普通、自分の意見を聞き入れてくれることは嬉しいことだけど。
彼女の聞き入れる姿勢に対しては逆に何だか不気味に感じる。
不気味には感じるけど……でもまぁ人間なんだからこういう日もあるか。
いつもツンツンしてたら疲れるしな。
俺は深く考えることを辞めて、次の食材を買うべく先を歩いていた六花についていく。
「ねぇ、飛鳥んちって米はあるの?」
「米は……あったと思う」
筍ご飯をするのに、ご飯が無ければ本末転倒だ。
でも、ご飯は5kgのやつがあったはず。
母さんが、「これ置いとくからね~」とアパートから実家に戻る際に言っていたような気がするのだ。
ちゃんと確認してないけど……。
「じゃあ、米は大丈夫そうね~」
そう言いながら必要な食材や調味料を効率よく店内を周りながらカゴに入れていく。
主婦かよっ、と言いたくなるぐらいの手際の良さだ。
醤油とかみりんなどが家にないことも俺との会話から想像できたらしい、既に買い物カゴに入っている。
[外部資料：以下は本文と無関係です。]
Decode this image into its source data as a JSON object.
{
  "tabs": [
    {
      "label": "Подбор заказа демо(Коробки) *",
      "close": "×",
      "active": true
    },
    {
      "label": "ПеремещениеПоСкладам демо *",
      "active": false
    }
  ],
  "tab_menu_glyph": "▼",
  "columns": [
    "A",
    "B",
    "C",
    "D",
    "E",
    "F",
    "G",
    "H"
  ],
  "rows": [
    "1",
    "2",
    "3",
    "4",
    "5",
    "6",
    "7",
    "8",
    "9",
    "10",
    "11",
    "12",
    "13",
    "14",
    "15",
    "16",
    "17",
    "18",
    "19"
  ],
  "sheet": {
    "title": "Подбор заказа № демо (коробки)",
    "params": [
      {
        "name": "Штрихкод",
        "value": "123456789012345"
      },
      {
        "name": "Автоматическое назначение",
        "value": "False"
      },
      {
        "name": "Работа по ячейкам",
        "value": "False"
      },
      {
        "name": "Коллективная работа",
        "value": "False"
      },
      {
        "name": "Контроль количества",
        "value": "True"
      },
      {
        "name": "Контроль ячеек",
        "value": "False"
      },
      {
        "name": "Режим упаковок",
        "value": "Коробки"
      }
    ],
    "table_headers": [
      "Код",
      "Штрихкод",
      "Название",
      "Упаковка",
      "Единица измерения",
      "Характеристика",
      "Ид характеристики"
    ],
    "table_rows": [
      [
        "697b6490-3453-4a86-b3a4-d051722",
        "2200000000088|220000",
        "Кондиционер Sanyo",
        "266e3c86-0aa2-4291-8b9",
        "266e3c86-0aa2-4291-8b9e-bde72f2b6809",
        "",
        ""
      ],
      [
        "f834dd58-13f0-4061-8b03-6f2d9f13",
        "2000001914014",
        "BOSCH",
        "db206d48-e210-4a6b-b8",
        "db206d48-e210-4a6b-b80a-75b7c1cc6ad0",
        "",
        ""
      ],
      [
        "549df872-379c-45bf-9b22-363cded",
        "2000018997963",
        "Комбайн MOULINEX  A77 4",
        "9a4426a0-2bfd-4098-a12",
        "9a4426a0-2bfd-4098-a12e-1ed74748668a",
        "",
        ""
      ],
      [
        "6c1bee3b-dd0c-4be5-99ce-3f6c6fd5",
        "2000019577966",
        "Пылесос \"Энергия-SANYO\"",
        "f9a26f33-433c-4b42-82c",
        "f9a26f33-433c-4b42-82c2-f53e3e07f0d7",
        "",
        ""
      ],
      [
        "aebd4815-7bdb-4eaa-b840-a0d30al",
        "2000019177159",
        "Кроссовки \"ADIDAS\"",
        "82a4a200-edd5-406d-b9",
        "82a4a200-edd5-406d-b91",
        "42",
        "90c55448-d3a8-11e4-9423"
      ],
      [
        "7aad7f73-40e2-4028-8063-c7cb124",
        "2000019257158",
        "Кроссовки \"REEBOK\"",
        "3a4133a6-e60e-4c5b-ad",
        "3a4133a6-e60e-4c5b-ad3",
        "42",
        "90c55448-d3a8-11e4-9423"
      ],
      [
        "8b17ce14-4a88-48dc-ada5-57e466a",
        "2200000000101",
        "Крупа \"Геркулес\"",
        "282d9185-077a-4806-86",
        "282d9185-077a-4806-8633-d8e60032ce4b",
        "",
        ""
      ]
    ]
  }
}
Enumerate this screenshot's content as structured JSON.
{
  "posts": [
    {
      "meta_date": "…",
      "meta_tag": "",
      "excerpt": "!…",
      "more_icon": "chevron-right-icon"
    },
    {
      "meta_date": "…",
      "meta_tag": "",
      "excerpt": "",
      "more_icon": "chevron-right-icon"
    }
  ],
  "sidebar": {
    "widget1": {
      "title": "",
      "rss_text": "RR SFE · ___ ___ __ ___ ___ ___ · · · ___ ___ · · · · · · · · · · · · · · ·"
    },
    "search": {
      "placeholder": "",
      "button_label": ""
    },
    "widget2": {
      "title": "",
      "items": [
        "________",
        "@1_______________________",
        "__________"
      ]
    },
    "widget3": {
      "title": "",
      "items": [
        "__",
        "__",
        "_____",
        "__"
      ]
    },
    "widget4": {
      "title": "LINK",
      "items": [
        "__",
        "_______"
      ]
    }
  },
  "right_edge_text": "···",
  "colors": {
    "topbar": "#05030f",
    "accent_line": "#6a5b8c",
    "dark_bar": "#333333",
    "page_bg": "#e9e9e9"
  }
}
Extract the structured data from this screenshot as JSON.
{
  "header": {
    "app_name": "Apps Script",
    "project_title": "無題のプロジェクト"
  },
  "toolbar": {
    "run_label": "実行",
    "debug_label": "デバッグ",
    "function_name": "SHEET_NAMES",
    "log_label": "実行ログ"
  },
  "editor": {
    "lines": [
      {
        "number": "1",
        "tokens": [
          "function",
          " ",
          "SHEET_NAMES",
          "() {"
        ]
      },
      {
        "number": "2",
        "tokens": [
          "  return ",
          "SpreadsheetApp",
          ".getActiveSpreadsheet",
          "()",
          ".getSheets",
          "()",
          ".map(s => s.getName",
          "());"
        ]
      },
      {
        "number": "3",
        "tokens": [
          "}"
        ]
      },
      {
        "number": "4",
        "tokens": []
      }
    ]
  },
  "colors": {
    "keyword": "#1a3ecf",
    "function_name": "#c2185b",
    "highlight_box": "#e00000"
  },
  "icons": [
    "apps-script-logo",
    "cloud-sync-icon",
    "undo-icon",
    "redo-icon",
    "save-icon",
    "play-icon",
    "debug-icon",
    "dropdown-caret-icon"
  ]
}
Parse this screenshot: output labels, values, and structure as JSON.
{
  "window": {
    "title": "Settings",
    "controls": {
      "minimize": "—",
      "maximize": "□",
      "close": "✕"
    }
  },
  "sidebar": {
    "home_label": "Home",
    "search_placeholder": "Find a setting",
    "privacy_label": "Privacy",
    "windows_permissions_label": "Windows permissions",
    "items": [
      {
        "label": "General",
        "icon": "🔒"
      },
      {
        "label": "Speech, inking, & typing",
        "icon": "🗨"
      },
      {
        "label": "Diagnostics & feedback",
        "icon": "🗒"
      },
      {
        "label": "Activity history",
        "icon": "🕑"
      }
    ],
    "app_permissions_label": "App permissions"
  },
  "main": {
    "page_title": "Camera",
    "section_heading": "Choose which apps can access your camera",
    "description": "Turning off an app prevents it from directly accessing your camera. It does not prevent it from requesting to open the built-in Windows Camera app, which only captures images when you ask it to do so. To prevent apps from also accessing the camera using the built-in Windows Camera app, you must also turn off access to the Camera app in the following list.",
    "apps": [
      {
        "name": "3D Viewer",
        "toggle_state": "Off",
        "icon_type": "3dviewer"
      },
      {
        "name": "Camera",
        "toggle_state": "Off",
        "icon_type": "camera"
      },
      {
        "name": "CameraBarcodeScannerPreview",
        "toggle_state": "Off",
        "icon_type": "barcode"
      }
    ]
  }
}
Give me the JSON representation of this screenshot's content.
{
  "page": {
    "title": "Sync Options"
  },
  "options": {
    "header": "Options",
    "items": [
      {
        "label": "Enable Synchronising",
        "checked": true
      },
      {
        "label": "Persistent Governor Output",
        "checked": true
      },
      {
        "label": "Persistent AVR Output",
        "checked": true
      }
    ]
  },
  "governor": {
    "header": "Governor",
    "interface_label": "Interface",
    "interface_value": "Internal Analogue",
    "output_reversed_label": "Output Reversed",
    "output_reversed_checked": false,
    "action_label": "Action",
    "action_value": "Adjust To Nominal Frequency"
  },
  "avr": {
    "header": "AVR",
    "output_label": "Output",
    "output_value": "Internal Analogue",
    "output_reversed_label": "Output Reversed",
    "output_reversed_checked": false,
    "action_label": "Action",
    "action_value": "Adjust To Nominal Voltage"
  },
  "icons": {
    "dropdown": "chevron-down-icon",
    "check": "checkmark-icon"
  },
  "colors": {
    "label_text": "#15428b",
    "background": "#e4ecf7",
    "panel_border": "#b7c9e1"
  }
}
本当に何もしていないという事を知られて、だらしなく思われたかもしれない。
それは恥ずかしい。
無言で入れられていたせいで余計恥ずかしい気持ちに拍車がかかる。
俺は、ここまで何もしてこなかった自分を悔いた。
料理など家事全般は母さんがやってくれていたし、手伝いも多くは妹が率先してやってくれていたから、今の俺の家事スキルはほぼ0に近い。
料理も家庭科でクラスメイトと協力して作ったくらいしか、やった記憶を思い出せなかった。
そんな自分を客観的に振り返り。
「今度からはたまに料理しよ」と心の中で密かに誓った。
六花に俺もやれば出来るという所を見せつけなければ。
俺がそうこう思考を潜らせている間にも、六花は食材をかごに入れて行っている。
カゴは結構いっぱいになってきていて重そうだ。
「六花、貸してっ」
「あっ、ちょっ……!」
六花からカゴをかすめ取る。
彼女ばかりに任せっきりで手持ち無沙汰だった俺にとってちょうどいい仕事だ。
彼女は不意にカゴを取り上げられ、ちょっとばかし驚いている。
「重いから、持つよ」
「そんな気を使わなくて、大丈夫よ?」
「俺何もしてなかったから、遠慮すんなって」
強引にカゴ持ちを引き受ける俺に。
最初は戸惑っていた六花も、ちょっとだけはにかむと。
小首をわずかに傾けて「ありがとう」と真っ白な、純粋な笑みを向けてきた。
そして、六花に微笑みを向けられた俺の心臓はまたしても大きく高鳴った。
鼓膜が揺れているような、そんな衝撃が耳朶から伝わってくる。
だが彼女は俺の態度を見ても「どうかした?」とでもいうような感じで、俺の反応をわざと誘発したような感じではなく。
逆にあざとく感じてしまう。
結局この後、買い物が終わってアパートに着くまでそのドキドキは収まらなかった。